Lesson of the Day
by Jeff Drake of
Nirvana Systems
Trendline Breaks
When is a Trend Truly Broken?
The importance of trendlines cannot be overstated when it comes
to technical analysis. We are told to trade with the primary
trend, exit when the trend reverses, enter on trend reversals,
and so on. Trends are easy enough to identify, but when is a
trend actually broken?
Ask ten traders and you'll get ten different
answers. This lesson will try and illustrate a few of the
most common techniques used to identify trendline breaks.
The first technique is the easiest to understand
- a trendline break occurs when price penetrates the trendline.
Our first example, AYE, shows that price fell through the
trendline in early May, signaling a trend reversal, and it
continued downward after this move. However, look at February
and March. Aren't these also price penetrations of the trendline?
Yes, and this illustrates the point that most traders consider
a close beyond the trendline to be more significant than
an intra-day penetration of the trendline.

Close price doesn't break the trend until early May for AYE
While this technique is easy to understand,
it lends itself to false signals. Another technique that
waits for more reversal confirmation is to use the Two Day
Rule. The Two Day Rule states that price must close through
the trendline for two successive days. The chart of TXU illustrates
the effectiveness of this rule as price did not close through
the trendline two days in a row until late April.

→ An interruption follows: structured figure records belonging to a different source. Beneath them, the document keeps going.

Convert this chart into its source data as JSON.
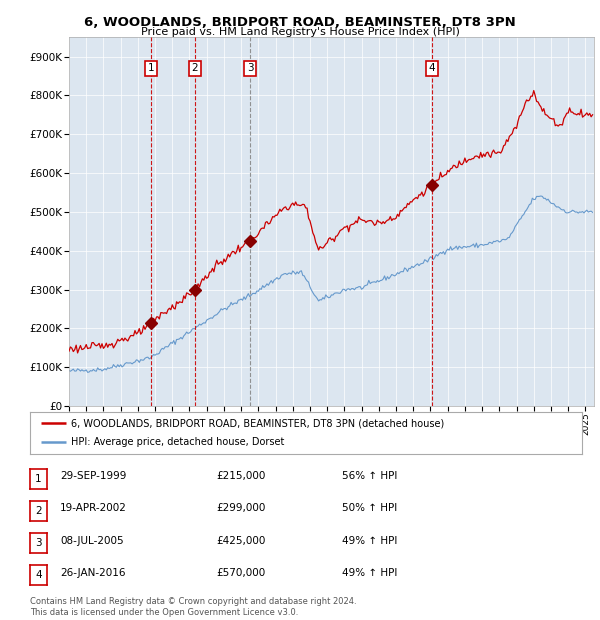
{
  "title": "6, WOODLANDS, BRIDPORT ROAD, BEAMINSTER, DT8 3PN",
  "subtitle": "Price paid vs. HM Land Registry's House Price Index (HPI)",
  "background_color": "#dce6f0",
  "fig_bg_color": "#ffffff",
  "ylim": [
    0,
    950000
  ],
  "xlim_start": 1995.0,
  "xlim_end": 2025.5,
  "sale_dates": [
    1999.747,
    2002.297,
    2005.519,
    2016.069
  ],
  "sale_prices": [
    215000,
    299000,
    425000,
    570000
  ],
  "sale_labels": [
    "1",
    "2",
    "3",
    "4"
  ],
  "vline_styles_red": [
    1999.747,
    2002.297,
    2016.069
  ],
  "vline_styles_gray": [
    2005.519
  ],
  "legend_line1": "6, WOODLANDS, BRIDPORT ROAD, BEAMINSTER, DT8 3PN (detached house)",
  "legend_line2": "HPI: Average price, detached house, Dorset",
  "table_data": [
    [
      "1",
      "29-SEP-1999",
      "£215,000",
      "56% ↑ HPI"
    ],
    [
      "2",
      "19-APR-2002",
      "£299,000",
      "50% ↑ HPI"
    ],
    [
      "3",
      "08-JUL-2005",
      "£425,000",
      "49% ↑ HPI"
    ],
    [
      "4",
      "26-JAN-2016",
      "£570,000",
      "49% ↑ HPI"
    ]
  ],
  "footer": "Contains HM Land Registry data © Crown copyright and database right 2024.\nThis data is licensed under the Open Government Licence v3.0.",
  "red_line_color": "#cc0000",
  "blue_line_color": "#6699cc",
  "marker_color": "#880000",
  "vline_red_color": "#cc0000",
  "vline_gray_color": "#888888",
  "label_box_color": "#cc0000",
  "ytick_labels": [
    "£0",
    "£100K",
    "£200K",
    "£300K",
    "£400K",
    "£500K",
    "£600K",
    "£700K",
    "£800K",
    "£900K"
  ],
  "ytick_values": [
    0,
    100000,
    200000,
    300000,
    400000,
    500000,
    600000,
    700000,
    800000,
    900000
  ],
  "xtick_years": [
    1995,
    1996,
    1997,
    1998,
    1999,
    2000,
    2001,
    2002,
    2003,
    2004,
    2005,
    2006,
    2007,
    2008,
    2009,
    2010,
    2011,
    2012,
    2013,
    2014,
    2015,
    2016,
    2017,
    2018,
    2019,
    2020,
    2021,
    2022,
    2023,
    2024,
    2025
  ]
}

TXU doesn't close below the trendline 2 days in a row until late April
Another method to validate a trendline break
is the 3% Rule. This rule states that price must close 3%
through the level of the penetration to be considered a break.
The chart for FD shows and example as price closed through
the trendline in December. The point of penetration is 36.50
and the lowest the stock closed was 36.25, so it did not
close 3% from the penetration level and the trend should
be considered still in tact.

The dip in mid-December for FD didn't fall 3% below the penetration level
These three methods represent basic ways of
telling if a trend is reversing. There are quite a few other
methods as well, but basically the best rule of thumb is
not to worry too much about "connecting the dots" and look
for good confirming moves through trendlines. Being late
on a good trade is always preferable to being wrong.